רַב אָמַר: אֵין מוֹעֲלִין בּוֹ – הֲרֵי נַעֲשָׂה מִצְוָתוֹ. וְרַבִּי יוֹחָנָן אָמַר: כֵּיוָן דִּכְתִיב: ״וְלָבַשׁ הַכֹּהֵן מִדּוֹ בַד וְגוֹ׳״ – כֵּיוָן דִּצְרִיךְ לְבִגְדֵי כְהוּנָּה, בִּקְדוּשְּׁתֵיהּ קָאֵי.
Rav dit que celui qui tire profit de cela n’est pas passible de mauvaise utilisation d’un bien consacré, car sa mitzva a été accomplie et achevée. Et Rabbi Yoḥanan dit que l’on est passible de mauvaise utilisation, car il est écrit : « Le prêtre revêtira son vêtement de lin, et il mettra sur sa chair des caleçons de lin ; il enlèvera les cendres auxquelles le feu aura consumé l’holocauste sur l’autel, et il les déposera à côté de l’autel. Puis il ôtera ses vêtements, mettra d’autres vêtements, et emportera les cendres hors du camp » (Lévitique 6:3–4). Rabbi Yoḥanan explique : Puisque le transport des cendres hors du Temple requiert également les vêtements sacerdotaux, bien que des vêtements de moindre qualité que ceux utilisés pour retirer les cendres de l’autel, il est évident que les cendres demeurent dans leur état consacré.
תְּנַן: מוֹעֲלִין בָּהֶן עַד שֶׁתֵּצֵא לְבֵית הַדֶּשֶׁן, קַשְׁיָא לְרַב! אָמַר לְךָ רַב: עַד שֶׁתֵּרָאֶה לְבֵית הַדֶּשֶׁן.
La Guemara soulève une difficulté contre l’opinion de Rav.

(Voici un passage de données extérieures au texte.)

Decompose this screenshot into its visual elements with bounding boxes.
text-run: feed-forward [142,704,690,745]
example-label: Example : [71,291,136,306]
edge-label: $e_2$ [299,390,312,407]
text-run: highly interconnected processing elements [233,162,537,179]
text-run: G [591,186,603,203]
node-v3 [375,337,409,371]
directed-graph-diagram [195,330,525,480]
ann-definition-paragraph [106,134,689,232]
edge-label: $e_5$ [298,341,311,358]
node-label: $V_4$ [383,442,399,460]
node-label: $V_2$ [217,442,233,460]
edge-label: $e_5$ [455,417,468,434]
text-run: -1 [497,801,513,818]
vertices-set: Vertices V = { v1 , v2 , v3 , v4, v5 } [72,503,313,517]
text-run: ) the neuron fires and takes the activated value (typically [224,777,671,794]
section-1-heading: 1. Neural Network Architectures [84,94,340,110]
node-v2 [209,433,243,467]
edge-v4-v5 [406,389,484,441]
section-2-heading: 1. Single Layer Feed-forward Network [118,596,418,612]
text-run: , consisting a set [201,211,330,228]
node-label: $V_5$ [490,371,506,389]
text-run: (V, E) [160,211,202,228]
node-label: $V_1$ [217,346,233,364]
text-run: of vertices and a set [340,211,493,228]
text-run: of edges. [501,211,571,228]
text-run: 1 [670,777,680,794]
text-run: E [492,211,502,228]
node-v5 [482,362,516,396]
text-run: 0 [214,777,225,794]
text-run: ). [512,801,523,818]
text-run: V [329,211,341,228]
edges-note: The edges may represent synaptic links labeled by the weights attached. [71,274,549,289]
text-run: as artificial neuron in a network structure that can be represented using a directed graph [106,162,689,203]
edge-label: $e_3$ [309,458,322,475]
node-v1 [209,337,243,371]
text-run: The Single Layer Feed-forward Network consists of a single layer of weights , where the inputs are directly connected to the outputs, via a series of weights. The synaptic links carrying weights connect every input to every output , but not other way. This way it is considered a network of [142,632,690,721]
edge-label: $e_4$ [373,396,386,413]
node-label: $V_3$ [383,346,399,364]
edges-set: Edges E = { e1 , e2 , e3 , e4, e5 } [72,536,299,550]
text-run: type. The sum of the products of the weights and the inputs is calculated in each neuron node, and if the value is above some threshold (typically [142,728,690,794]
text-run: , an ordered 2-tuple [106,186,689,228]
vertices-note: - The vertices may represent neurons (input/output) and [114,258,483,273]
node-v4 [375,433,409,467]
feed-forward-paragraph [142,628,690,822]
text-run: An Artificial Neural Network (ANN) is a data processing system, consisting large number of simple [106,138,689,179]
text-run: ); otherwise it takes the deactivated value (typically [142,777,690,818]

Nous avons appris dans la michna, au sujet de l’offrande d’oiseau entièrement consumée : On est passible pour son usage impropre jusqu’à ce qu’elle soit emportée au lieu des cendres, où elle est brûlée. Cela indique que les halakhot de l’usage impropre s’appliquent tant que les cendres restent sur l’autel, même après l’enlèvement des cendres, ce qui est difficile pour l’opinion de Rav. La Guemara répond que Rav aurait pu te dire : La michna veut dire qu’on est passible jusqu’à ce que la cendre soit apte à être emportée au lieu des cendres, c’est-à-dire une fois qu’elle a été brûlée sur l’autel et qu’une pelle de cendres en a été retirée.

Les traductions générées par l'IA peuvent ne pas être entièrement précises.